From: Thomas Lamprecht <t.lamprecht@proxmox.com>
To: pve-devel@lists.proxmox.com
Subject: [PATCH v2 storage 06/13] multipath: broadcast per-node map health to the cluster KV store
Date: Fri, 3 Jul 2026 14:46:06 +0200 [thread overview]
Message-ID: <20260703124707.1172980-8-t.lamprecht@proxmox.com> (raw)

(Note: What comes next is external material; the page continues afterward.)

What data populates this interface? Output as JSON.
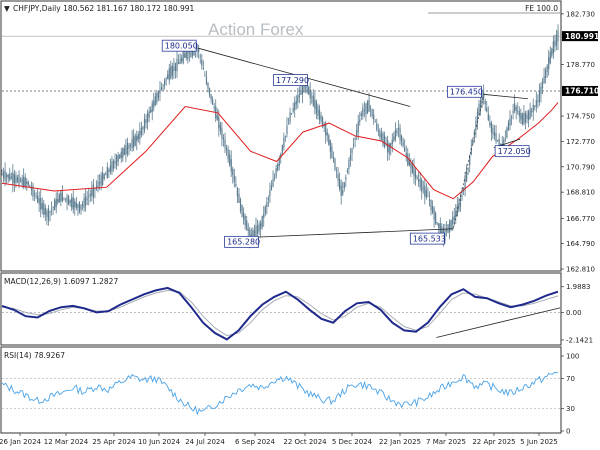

In-Reply-To: <20260703124707.1172980-2-t.lamprecht@proxmox.com>
Map health is inherently per-node: each node has its own paths to the
same LUN, so whether a LUN has full path redundancy can only be told
per node. To make a cluster-wide view possible, reduce the local maps
to a small per-WWID summary and push it under the cluster KV key
'multipath' via pmxcfs.
A present value also signals that the node is actively multipathing:
clear the key when no maps are assembled, so the status aggregation can
combine just the active nodes without extra bookkeeping. The summary
stays well under the 32 KiB KV limit for typical setups (about 130
bytes per map); the full per-path detail stays behind the per-node
disks/multipath API.
Signed-off-by: Thomas Lamprecht <t.lamprecht@proxmox.com>
---
Changes in v2:
- timestamp the broadcast payload and skip rebroadcasting unchanged
state, refreshing every 60s instead of every status cycle
src/PVE/Multipath.pm | 86 +++++++++++++++++++++++++++++++++
src/test/run_multipath_tests.pl | 50 +++++++++++++++++++
2 files changed, 136 insertions(+)
diff --git a/src/PVE/Multipath.pm b/src/PVE/Multipath.pm
index 64118b3..ec87b08 100644
--- a/src/PVE/Multipath.pm
+++ b/src/PVE/Multipath.pm
@@ -392,4 +392,90 @@ sub reconfigure {
run_command([$MULTIPATHD, 'reconfigure']);
}
+# Pure: reduce the rich get_maps() output to the compact per-WWID dict broadcast under the cluster
+# KV key 'multipath'. Holds only what the cluster-wide health matrix needs; the full per-path detail
+# stays available behind the per-node disks/multipath API.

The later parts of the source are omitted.